The comment you refer to actually cites this comment as describing what was being conveyed..
Seem to be saying statements essentially agreeing with you.
Tl;dr, despite a long post, I am saying I am actually seeing agreement, rather than opposing positions.
posted by infinite intimation at 11:48 PM on February 4, 2010


The Welk, I have 8 chickens and one of them has a severely deformed beak. It makes it difficult for her to eat. I switched the whole lot of them to mash rather than pellets for this reason. Sometimes I add water and give this one chicken -- affectionately named Hatchet Face after the John Waters' character in Crybaby -- a little treat. She's strong and doesn't let any of the other hens push her around. Because I take care of her, she follows me around the yard making little cooing noises. She is the only one who has figured out how to fly over the poultry netting (winter only) to get on the porch where she will sit in the sun to help keep herself warm. She puts herself back in the pen when she's hungry or wants shelter.

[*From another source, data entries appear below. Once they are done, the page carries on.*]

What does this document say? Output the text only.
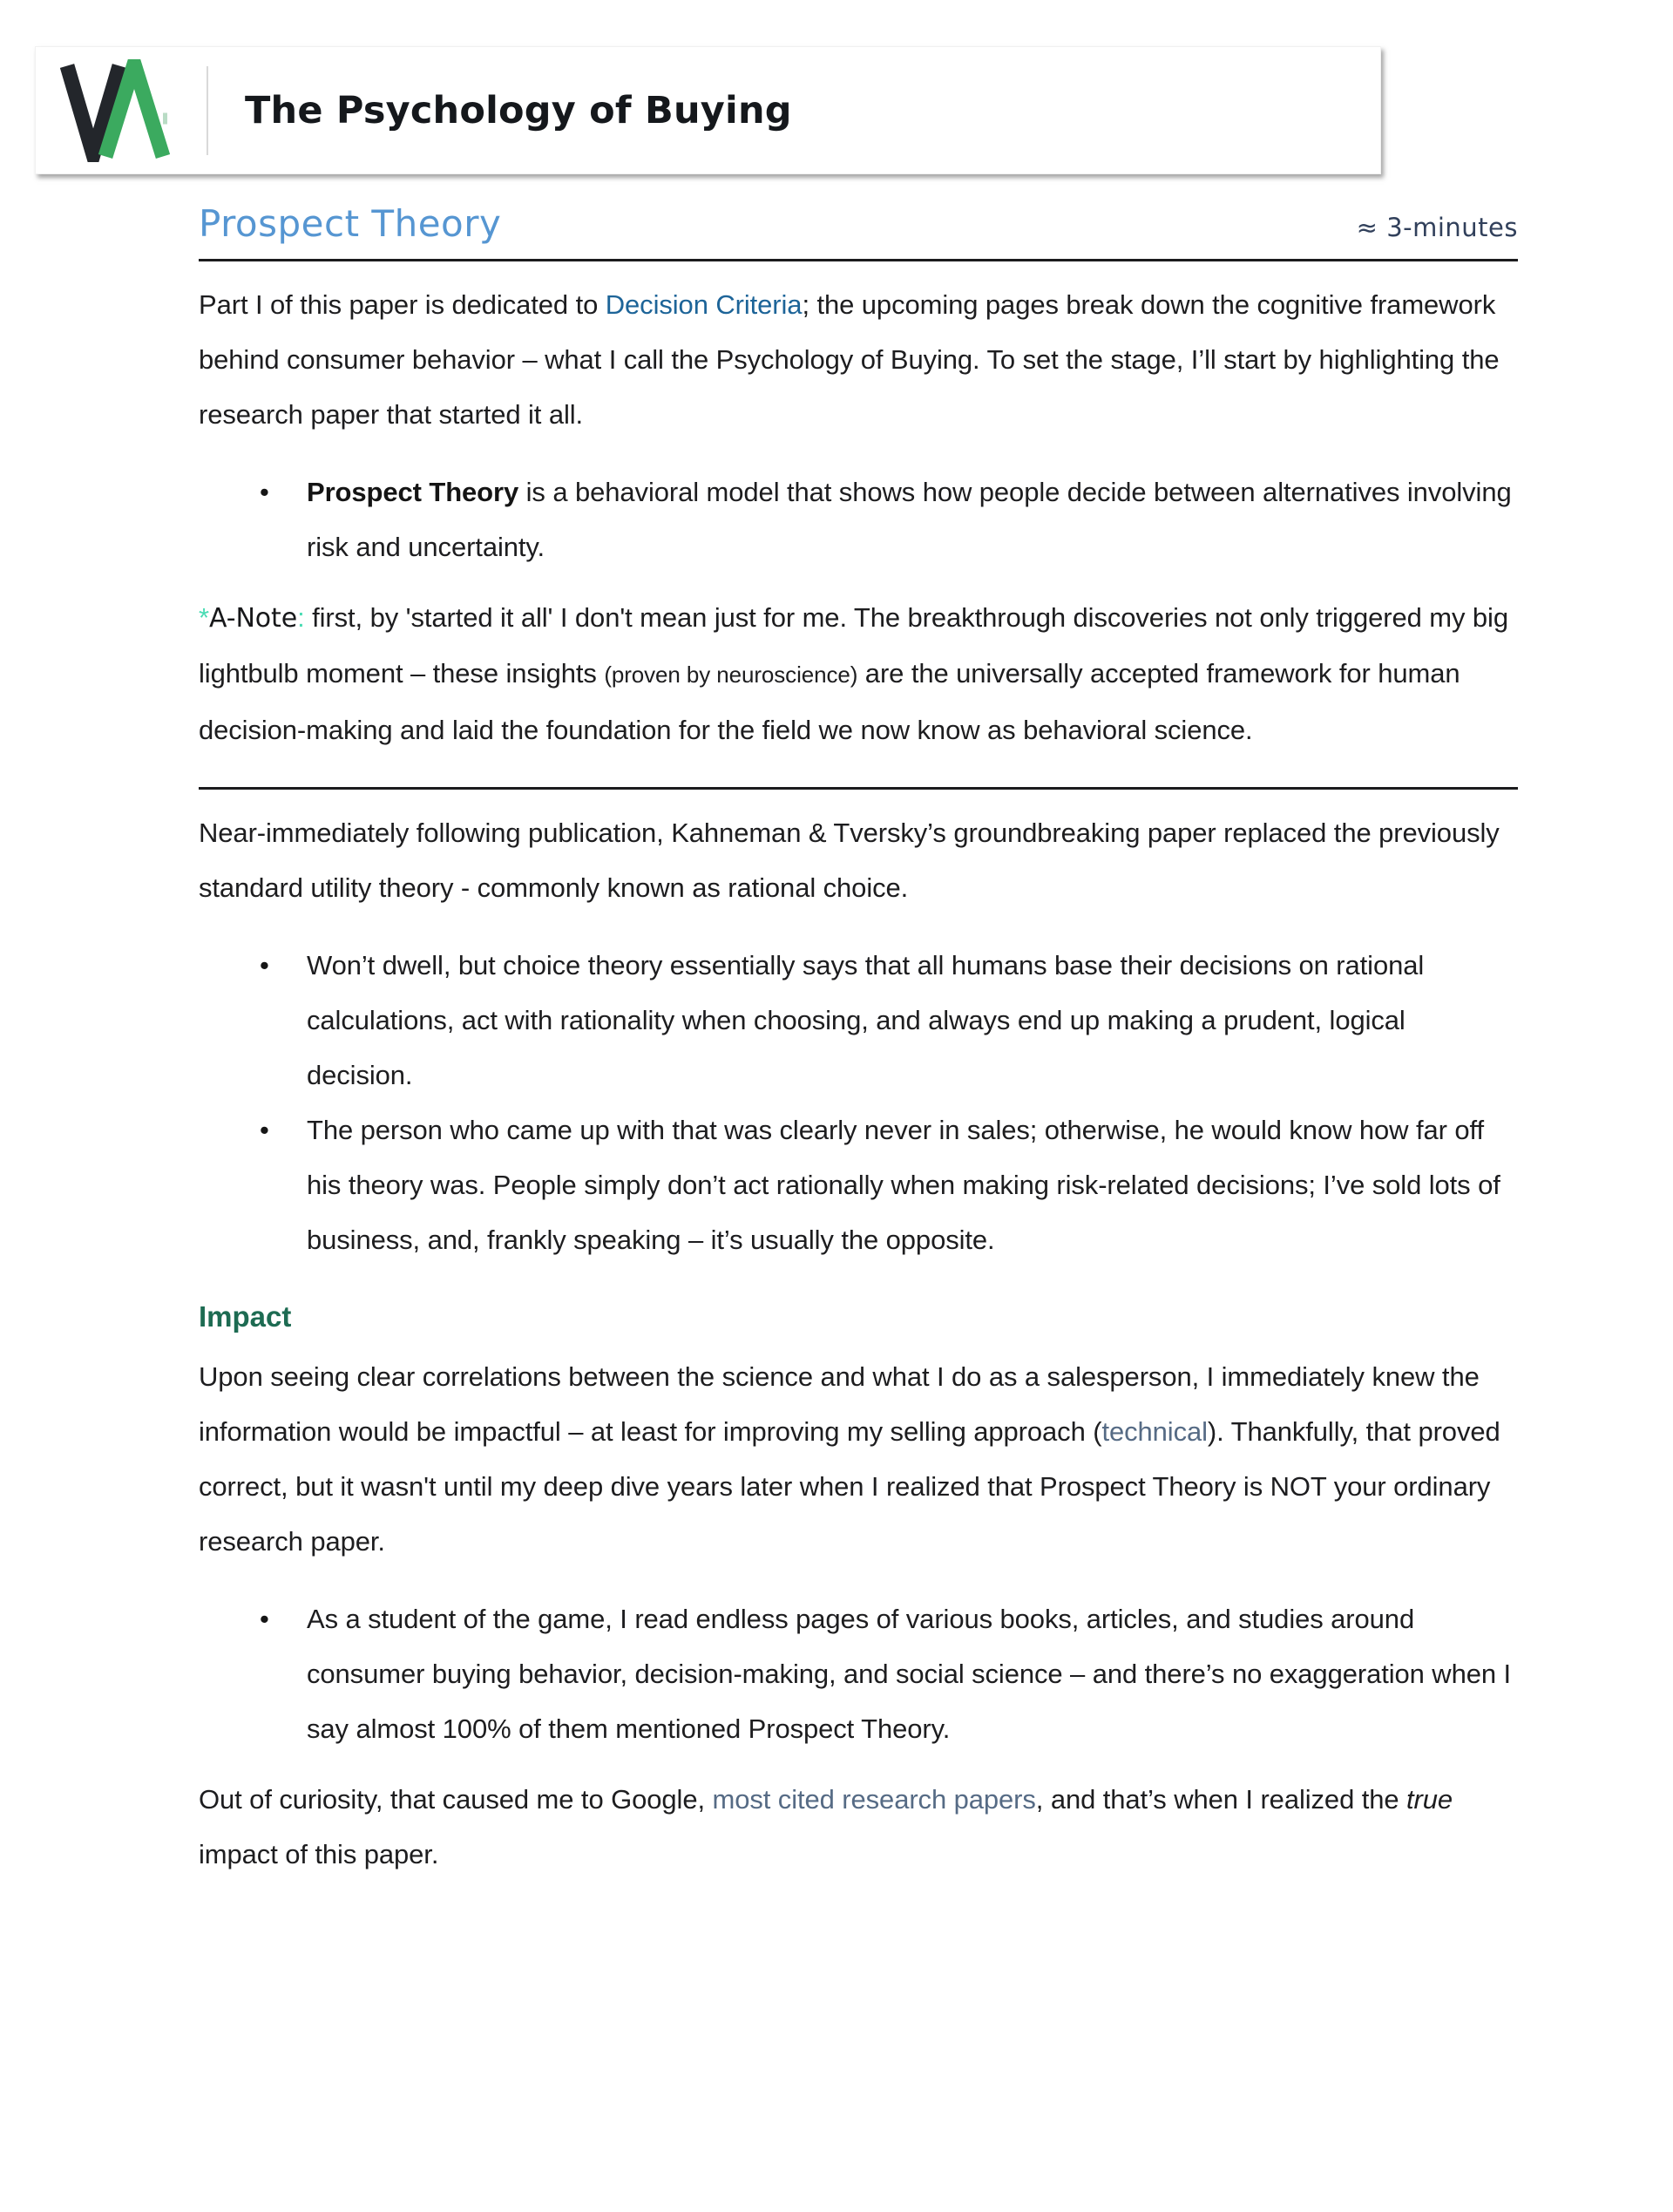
The Psychology of Buying
Prospect Theory	≈ 3-minutes

Part I of this paper is dedicated to Decision Criteria; the upcoming pages break down the cognitive framework behind consumer behavior – what I call the Psychology of Buying. To set the stage, I’ll start by highlighting the research paper that started it all.

• Prospect Theory is a behavioral model that shows how people decide between alternatives involving risk and uncertainty.

*A-Note: first, by 'started it all' I don't mean just for me. The breakthrough discoveries not only triggered my big lightbulb moment – these insights (proven by neuroscience) are the universally accepted framework for human decision-making and laid the foundation for the field we now know as behavioral science.

Near-immediately following publication, Kahneman & Tversky’s groundbreaking paper replaced the previously standard utility theory - commonly known as rational choice.

• Won’t dwell, but choice theory essentially says that all humans base their decisions on rational calculations, act with rationality when choosing, and always end up making a prudent, logical decision.
• The person who came up with that was clearly never in sales; otherwise, he would know how far off his theory was. People simply don’t act rationally when making risk-related decisions; I’ve sold lots of business, and, frankly speaking – it’s usually the opposite.
Impact

Upon seeing clear correlations between the science and what I do as a salesperson, I immediately knew the information would be impactful – at least for improving my selling approach (technical). Thankfully, that proved correct, but it wasn't until my deep dive years later when I realized that Prospect Theory is NOT your ordinary research paper.

• As a student of the game, I read endless pages of various books, articles, and studies around consumer buying behavior, decision-making, and social science – and there’s no exaggeration when I say almost 100% of them mentioned Prospect Theory.

Out of curiosity, that caused me to Google, most cited research papers, and that’s when I realized the true impact of this paper.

I know many people here in rural Vermont who allow themselves to like their animals even when they know they may have to kill them and eat them later.

So, on behalf of pet chickens everywhere, I respond as politely as possible with fuck you too.
posted by terrapin at 5:15 AM on February 18, 2010 [1 favorite]


I am sorry, as I have only encountered asshole chickens in the past. Hatchet Face sounds like a delight.